While Sen. Chuck Schumer (D-N.Y.) is preparing federal legislation on marijuana legalization, CIBC analyst John Zamparo says it's not going to benefit Tilray (TLRY -4.76%) this year, even if it is a positive catalyst for the company over the long term.

So in the wake of Tilray's 33% share price run-up following its acquisition of Aphria, Zamparo downgraded the marijuana producer's stock because, in his view, there's little upside left right now.

Person wearing green headphones and sunglasses stands outside, smoking.

Image source: Getty Images.

In a research note to investors, Zamparo downgraded Tilray from outperform to neutral. The bill being crafted by Schumer, the Senate majority leader, would provide a potential growth driver for the company if it is eventually passed, but "it's uncertain to lead to meaningful change this year."

Details of the bill have not yet been made public, and even if it passed the Senate unchanged following rigorous debate, it would still have to go through the House of Representatives.

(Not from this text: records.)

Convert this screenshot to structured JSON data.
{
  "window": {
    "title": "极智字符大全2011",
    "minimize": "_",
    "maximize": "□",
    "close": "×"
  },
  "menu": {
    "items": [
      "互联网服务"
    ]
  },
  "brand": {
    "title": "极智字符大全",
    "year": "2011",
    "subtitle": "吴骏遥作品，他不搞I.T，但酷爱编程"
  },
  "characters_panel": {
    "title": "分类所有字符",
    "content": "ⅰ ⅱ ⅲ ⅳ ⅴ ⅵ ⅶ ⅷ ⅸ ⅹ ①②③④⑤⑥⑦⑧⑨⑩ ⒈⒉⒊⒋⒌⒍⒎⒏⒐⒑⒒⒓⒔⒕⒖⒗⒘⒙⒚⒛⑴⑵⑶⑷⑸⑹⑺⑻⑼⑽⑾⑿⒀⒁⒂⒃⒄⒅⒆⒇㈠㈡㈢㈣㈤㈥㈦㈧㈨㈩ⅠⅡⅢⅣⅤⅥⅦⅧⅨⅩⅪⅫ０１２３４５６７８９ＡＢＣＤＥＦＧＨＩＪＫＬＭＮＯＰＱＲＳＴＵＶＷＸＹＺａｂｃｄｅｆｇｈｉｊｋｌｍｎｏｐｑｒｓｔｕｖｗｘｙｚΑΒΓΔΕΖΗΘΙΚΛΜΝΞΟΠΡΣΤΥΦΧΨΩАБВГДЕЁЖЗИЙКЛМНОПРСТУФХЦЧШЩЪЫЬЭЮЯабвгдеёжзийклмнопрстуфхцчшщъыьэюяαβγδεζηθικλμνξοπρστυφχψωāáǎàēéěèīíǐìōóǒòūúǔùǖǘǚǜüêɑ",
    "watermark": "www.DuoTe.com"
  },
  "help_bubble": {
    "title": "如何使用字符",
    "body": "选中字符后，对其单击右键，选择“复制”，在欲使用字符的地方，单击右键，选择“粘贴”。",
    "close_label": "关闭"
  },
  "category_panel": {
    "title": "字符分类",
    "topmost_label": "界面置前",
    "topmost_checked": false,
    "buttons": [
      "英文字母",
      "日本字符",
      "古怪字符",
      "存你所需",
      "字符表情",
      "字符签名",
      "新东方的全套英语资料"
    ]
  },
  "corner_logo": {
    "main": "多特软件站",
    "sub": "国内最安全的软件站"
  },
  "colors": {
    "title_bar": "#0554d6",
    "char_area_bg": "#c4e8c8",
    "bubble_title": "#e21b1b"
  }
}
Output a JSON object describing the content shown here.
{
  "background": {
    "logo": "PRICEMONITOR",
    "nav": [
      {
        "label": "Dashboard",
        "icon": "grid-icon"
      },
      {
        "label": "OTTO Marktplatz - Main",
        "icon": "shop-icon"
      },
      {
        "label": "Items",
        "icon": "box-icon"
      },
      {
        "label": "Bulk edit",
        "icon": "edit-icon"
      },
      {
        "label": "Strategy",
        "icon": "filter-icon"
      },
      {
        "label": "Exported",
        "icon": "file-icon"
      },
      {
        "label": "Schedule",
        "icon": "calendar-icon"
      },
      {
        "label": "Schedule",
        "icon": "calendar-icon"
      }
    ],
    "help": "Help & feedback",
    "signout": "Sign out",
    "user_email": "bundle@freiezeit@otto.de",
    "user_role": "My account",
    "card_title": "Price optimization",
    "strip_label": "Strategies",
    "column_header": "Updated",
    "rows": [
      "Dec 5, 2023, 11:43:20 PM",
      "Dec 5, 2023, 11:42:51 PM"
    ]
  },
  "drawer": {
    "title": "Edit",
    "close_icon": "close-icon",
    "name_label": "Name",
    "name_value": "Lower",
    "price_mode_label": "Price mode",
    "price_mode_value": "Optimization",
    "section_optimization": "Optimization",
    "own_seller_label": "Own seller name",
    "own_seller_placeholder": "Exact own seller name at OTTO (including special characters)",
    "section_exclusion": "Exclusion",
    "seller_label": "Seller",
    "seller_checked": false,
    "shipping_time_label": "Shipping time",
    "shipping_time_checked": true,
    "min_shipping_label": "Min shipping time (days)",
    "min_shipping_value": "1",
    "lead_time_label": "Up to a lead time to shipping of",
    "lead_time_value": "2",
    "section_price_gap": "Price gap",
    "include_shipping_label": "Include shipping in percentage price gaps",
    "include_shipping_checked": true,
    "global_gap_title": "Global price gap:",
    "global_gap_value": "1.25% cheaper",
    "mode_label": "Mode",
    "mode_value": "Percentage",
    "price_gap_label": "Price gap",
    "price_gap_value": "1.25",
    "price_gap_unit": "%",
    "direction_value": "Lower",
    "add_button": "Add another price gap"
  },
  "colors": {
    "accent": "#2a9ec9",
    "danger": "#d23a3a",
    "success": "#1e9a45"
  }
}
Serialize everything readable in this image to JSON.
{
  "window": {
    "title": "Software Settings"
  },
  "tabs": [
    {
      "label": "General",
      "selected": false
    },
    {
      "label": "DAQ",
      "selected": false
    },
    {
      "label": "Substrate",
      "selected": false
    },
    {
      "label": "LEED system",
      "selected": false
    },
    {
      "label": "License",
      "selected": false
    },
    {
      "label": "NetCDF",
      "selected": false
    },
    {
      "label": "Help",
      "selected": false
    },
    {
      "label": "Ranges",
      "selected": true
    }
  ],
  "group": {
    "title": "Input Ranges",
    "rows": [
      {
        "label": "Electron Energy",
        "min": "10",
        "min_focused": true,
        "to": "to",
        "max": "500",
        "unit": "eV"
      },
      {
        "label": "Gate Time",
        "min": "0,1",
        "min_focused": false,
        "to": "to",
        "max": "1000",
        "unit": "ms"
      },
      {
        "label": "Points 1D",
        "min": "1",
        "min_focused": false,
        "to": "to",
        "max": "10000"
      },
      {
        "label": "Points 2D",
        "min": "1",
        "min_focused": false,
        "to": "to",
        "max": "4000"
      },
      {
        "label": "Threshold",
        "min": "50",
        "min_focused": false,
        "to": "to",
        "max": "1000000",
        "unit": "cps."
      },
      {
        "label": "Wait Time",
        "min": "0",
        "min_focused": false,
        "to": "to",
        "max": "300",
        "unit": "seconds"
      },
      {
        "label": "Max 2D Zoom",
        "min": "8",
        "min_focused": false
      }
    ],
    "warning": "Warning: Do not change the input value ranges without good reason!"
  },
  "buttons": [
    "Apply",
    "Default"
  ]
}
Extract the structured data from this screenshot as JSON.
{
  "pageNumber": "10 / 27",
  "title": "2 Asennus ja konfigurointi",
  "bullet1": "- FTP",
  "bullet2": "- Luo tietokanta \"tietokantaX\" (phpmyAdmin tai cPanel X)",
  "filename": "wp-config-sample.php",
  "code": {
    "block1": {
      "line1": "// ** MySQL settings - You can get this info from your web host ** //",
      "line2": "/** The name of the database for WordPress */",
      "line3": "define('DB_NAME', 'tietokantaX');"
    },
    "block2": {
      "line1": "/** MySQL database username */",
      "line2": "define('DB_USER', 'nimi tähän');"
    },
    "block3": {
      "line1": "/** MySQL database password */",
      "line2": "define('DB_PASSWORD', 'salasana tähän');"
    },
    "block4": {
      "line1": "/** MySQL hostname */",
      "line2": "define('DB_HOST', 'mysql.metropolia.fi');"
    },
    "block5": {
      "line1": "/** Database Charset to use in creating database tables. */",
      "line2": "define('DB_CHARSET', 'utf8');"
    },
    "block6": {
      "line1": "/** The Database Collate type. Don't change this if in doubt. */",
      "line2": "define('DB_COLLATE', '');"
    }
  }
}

Changes made there would require a reconciliation process, with both houses of Congress having to weigh in again before potentially sending a legalization bill to President Biden for his signature. It promises to be a long process.

In the meantime, though, while Tilray's acquisition of Aphria was itself a positive development, much of the upside from that deal has already been priced into the stock. It closed yesterday at around $20 per share, up by more than 140% year to date.

Despite downgrading Tilray, Zamparo left his price target on the stock unchanged at $25 per share. While he asserted that its current valuation "leaves little upside from here," that price target does imply that he thinks there's still some 20% more upside to be realized.

It's probably true, though, that until there is some movement on U.S. marijuana legalization, there will remain a ceiling on Tilray's potential upward mobility.